F1: GP Holandii 2023 – zapowiedź
Wyścig na Zandvoort był niezwykle emocjonujący. Deszcz, który dwukrotnie spadł na tor dodał dużo emocji, ale nawet to nie przeszkodziło Verstappenowi w odniesieniu zwycięstwa przed własną publicznością. Drugi był wówczas Fernando Alonso, a na podium stanął także Sergio Perez.
Kierowcy przenoszą się na Monzę, gdzie wyścigi są często niezwykle ciekawe. Długie proste, popularne szykany i znane zakręty, festiwal niesamowitych prędkości maksymalnych, tego wszystkiego można doświadczyć właśnie we Włoszech. Na Maxie Verstappenie będzie ciążyła klątwa. Od trzech lat zwycięzca wyścigu nie dojeżdżał do mety w kolejnym wyścigu o GP Włoch. Max Verstappen jest jednak w takiej dyspozycji, że powstrzymać go może jedynie awaria bolidu albo inne zdarzenie losowe. Większość kibiców zwróci swoją uwagę podczas tego weekendu na Ferrari, które w tym sezonie wygląda niemrawo. Scuderia musi pokazać się przed własną publicznością z jak najlepszej strony. Warto odnotować, że jest to weekend z alternatywną alokacją opon w kwalifikacjach. Oznacza to, że w Q1 kierowcy pojadą na twardych oponach, w Q2 na pośrednich, a w Q3 na miękkich.

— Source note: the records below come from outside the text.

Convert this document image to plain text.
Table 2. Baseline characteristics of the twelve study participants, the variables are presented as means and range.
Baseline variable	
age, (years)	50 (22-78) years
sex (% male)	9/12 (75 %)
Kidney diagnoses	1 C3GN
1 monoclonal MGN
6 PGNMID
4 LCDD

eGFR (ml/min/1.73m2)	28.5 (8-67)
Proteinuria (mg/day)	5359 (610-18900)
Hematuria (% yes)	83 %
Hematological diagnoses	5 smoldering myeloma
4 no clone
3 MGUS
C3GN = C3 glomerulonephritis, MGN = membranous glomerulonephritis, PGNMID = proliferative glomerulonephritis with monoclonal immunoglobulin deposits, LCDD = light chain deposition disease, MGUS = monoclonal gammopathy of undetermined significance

Monza jest jednym z najbardziej ikonicznych torów w Fomule 1, a nitka toru musi być znana na pamięć przez osoby, które nazywają się kibicami F1. Na długość 5793 metrów składa się 11 zakrętów. Kierowcy do dyspozycji będą mieli dostępne dwie strefy DRS, a więc w tym przypadku nic się nie zmienia (na prostej startowej i w końcówce drugiego sektora). Najdłuższa prosta liczy sobie 1120 metrów. Na Monzę Pirelli przywiezie najbardziej miękki zestaw opon (C3 – C5). Będzie to pierwszy weekend od GP Azebrejdżamu, w którym synoptycy nie spodziewają się deszczu.